Q: Are there licensing gotchas with approach 1 (which otherwise sounds
nicer from a maintenance standpoint)? We need to be sure that everything
we use is Apache-okay in terms of licensing. It would be fun to see
some preliminary numbers on perf, e.g., for KNN, each way, were it as
easy as changing which function(s) to call... :-) That would help
quantify the two options (vs. each other and vs. none) too.
On 6/10/25 7:24 AM, Calvin Dani wrote:
Hi,
As part of adding vector functionality to AsterixDB, I have been exploring
possible optimizations for vector computations. One promising direction is
leveraging SIMD operations to accelerate these calculations. Although Java
offers autovectorization to utilize SIMD, this approach requires the
operations to be branchless (i.e., no conditional branching like if/else),
and it may not always be triggered when vector calculations get complex.

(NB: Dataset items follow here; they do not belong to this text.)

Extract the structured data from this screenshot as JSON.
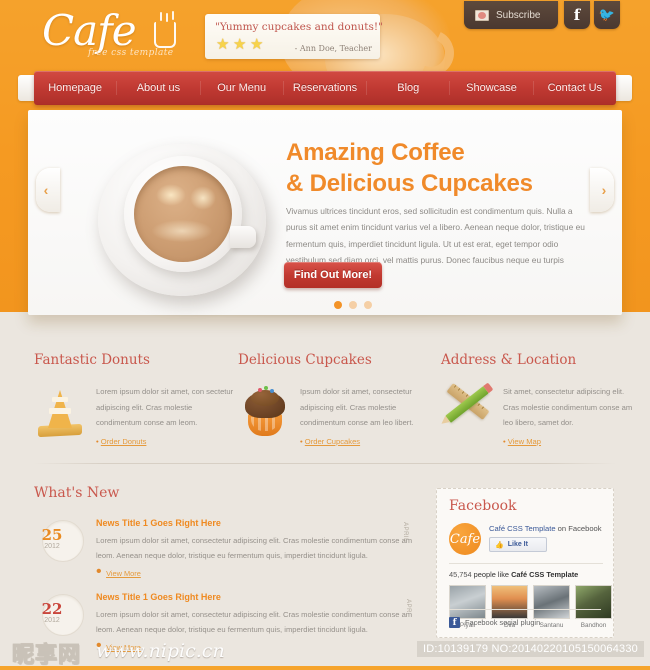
{
  "site": {
    "logo_text": "Cafe",
    "logo_sub": "free css template"
  },
  "testimonial": {
    "quote": "\"Yummy cupcakes and donuts!\"",
    "author": "- Ann Doe, Teacher",
    "stars": 3
  },
  "topbar": {
    "subscribe_label": "Subscribe",
    "facebook_glyph": "f",
    "twitter_glyph": "✈"
  },
  "nav": {
    "items": [
      {
        "label": "Homepage"
      },
      {
        "label": "About us"
      },
      {
        "label": "Our Menu"
      },
      {
        "label": "Reservations"
      },
      {
        "label": "Blog"
      },
      {
        "label": "Showcase"
      },
      {
        "label": "Contact Us"
      }
    ]
  },
  "hero": {
    "title_line1": "Amazing Coffee",
    "title_line2": "& Delicious Cupcakes",
    "paragraph": "Vivamus ultrices tincidunt eros, sed sollicitudin est condimentum quis. Nulla a purus sit amet enim tincidunt varius vel a libero. Aenean neque dolor, tristique eu fermentum quis, imperdiet tincidunt ligula. Ut ut est erat, eget tempor odio vestibulum sed diam orci, vel mattis purus. Donec faucibus neque eu turpis imperdiet commodo.",
    "button_label": "Find Out More!",
    "prev_glyph": "‹",
    "next_glyph": "›",
    "dots": 3,
    "active_dot": 0
  },
  "features": [
    {
      "title": "Fantastic Donuts",
      "text": "Lorem ipsum dolor sit amet, con sectetur adipiscing elit. Cras molestie condimentum conse am leom.",
      "link": "Order Donuts",
      "icon": "traffic-cone-icon"
    },
    {
      "title": "Delicious Cupcakes",
      "text": "Ipsum dolor sit amet, consectetur adipiscing elit. Cras molestie condimentum conse am leo libert.",
      "link": "Order Cupcakes",
      "icon": "cupcake-icon"
    },
    {
      "title": "Address & Location",
      "text": "Sit amet, consectetur adipiscing elit. Cras molestie condimentum conse am leo libero, samet dor.",
      "link": "View Map",
      "icon": "ruler-pencil-icon"
    }
  ],
  "whats_new": {
    "heading": "What's New",
    "items": [
      {
        "day": "25",
        "month": "APRIL",
        "year": "2012",
        "day_color": "#e98b22",
        "title": "News Title 1 Goes Right Here",
        "text": "Lorem ipsum dolor sit amet, consectetur adipiscing elit. Cras molestie condimentum conse am leom. Aenean neque dolor, tristique eu fermentum quis, imperdiet tincidunt ligula.",
        "link": "View More"
      },
      {
        "day": "22",
        "month": "APR",
        "year": "2012",
        "day_color": "#c9463c",
        "title": "News Title 1 Goes Right Here",
        "text": "Lorem ipsum dolor sit amet, consectetur adipiscing elit. Cras molestie condimentum conse am leom. Aenean neque dolor, tristique eu fermentum quis, imperdiet tincidunt ligula.",
        "link": "View More"
      }
    ]
  },
  "facebook": {
    "title": "Facebook",
    "avatar_text": "Cafe",
    "page_name": "Café CSS Template",
    "page_suffix": " on Facebook",
    "like_label": "Like It",
    "count_number": "45,754",
    "count_mid": "people like ",
    "count_page": "Café CSS Template",
    "faces": [
      {
        "name": "Piyali"
      },
      {
        "name": "Dila"
      },
      {
        "name": "Santanu"
      },
      {
        "name": "Bandhon"
      }
    ],
    "plugin_label": "Facebook social plugin"
  },
  "watermark": {
    "logo": "昵享网",
    "url": "www.nipic.cn",
    "id_text": "ID:10139179 NO:20140220105150064330"
  },
  "colors": {
    "orange": "#f59a22",
    "red": "#c23a31",
    "heading_red": "#c9584d",
    "link_orange": "#e59a3c"
  }
}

I have considered two main options for SIMD-enabled vector computation:
1. Java Vector API: Introduced as an incubation feature since Java 17, the
Vector API is part of the long-term Project Valhalla. While it remains in
incubation and likely won’t be finalized until Project Valhalla completes,
the API already supports the basic operations needed for our distance
metrics, such as Euclidean Distance, Manhattan Distance, Cosine Similarity,
and Dot Product. It also provides a primitive Vector<E> type which could
serve as a native storage for embeddings.

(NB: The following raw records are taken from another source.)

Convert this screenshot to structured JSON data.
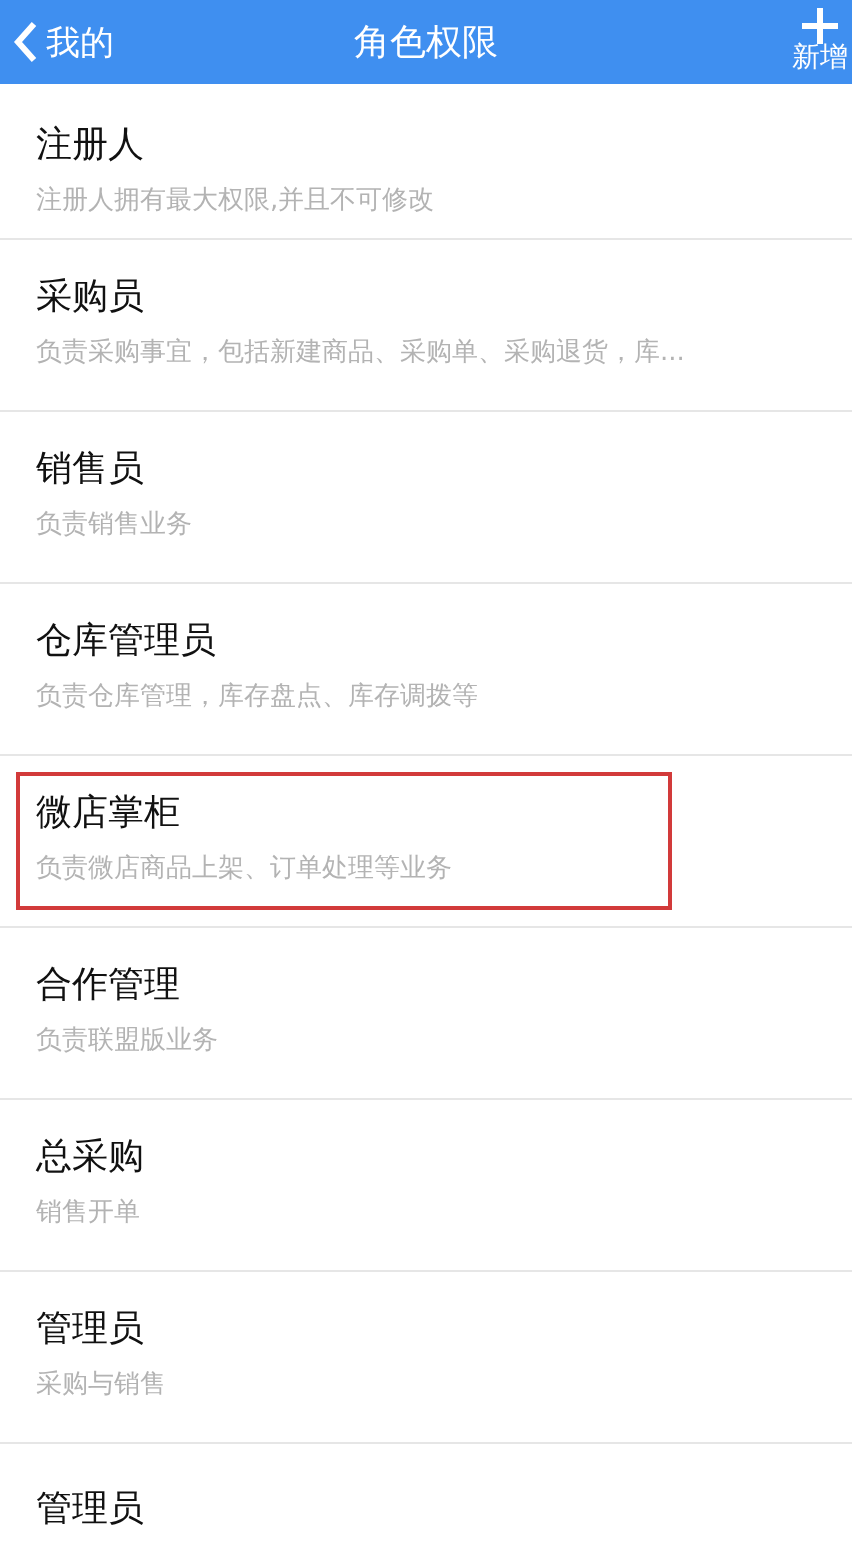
{
  "nav_bar": {
    "back_label": "我的",
    "title": "角色权限",
    "add_label": "新增"
  },
  "roles": [
    {
      "name": "注册人",
      "description": "注册人拥有最大权限,并且不可修改",
      "highlighted": false
    },
    {
      "name": "采购员",
      "description": "负责采购事宜，包括新建商品、采购单、采购退货，库...",
      "highlighted": false
    },
    {
      "name": "销售员",
      "description": "负责销售业务",
      "highlighted": false
    },
    {
      "name": "仓库管理员",
      "description": "负责仓库管理，库存盘点、库存调拨等",
      "highlighted": false
    },
    {
      "name": "微店掌柜",
      "description": "负责微店商品上架、订单处理等业务",
      "highlighted": true
    },
    {
      "name": "合作管理",
      "description": "负责联盟版业务",
      "highlighted": false
    },
    {
      "name": "总采购",
      "description": "销售开单",
      "highlighted": false
    },
    {
      "name": "管理员",
      "description": "采购与销售",
      "highlighted": false
    },
    {
      "name": "管理员",
      "highlighted": false
    }
  ]
}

2. Foreign Function & Memory API: This allows calling optimized C/C++
libraries directly from Java. We could either leverage existing
highly-optimized vector computation libraries or implement our own native
code. However, packaging and ensuring compatibility of native libraries
across different target platforms may introduce complexity.
If you are aware of other solutions or have feedback on these options, I
would appreciate your insights.
Thank you,
Calvin Dani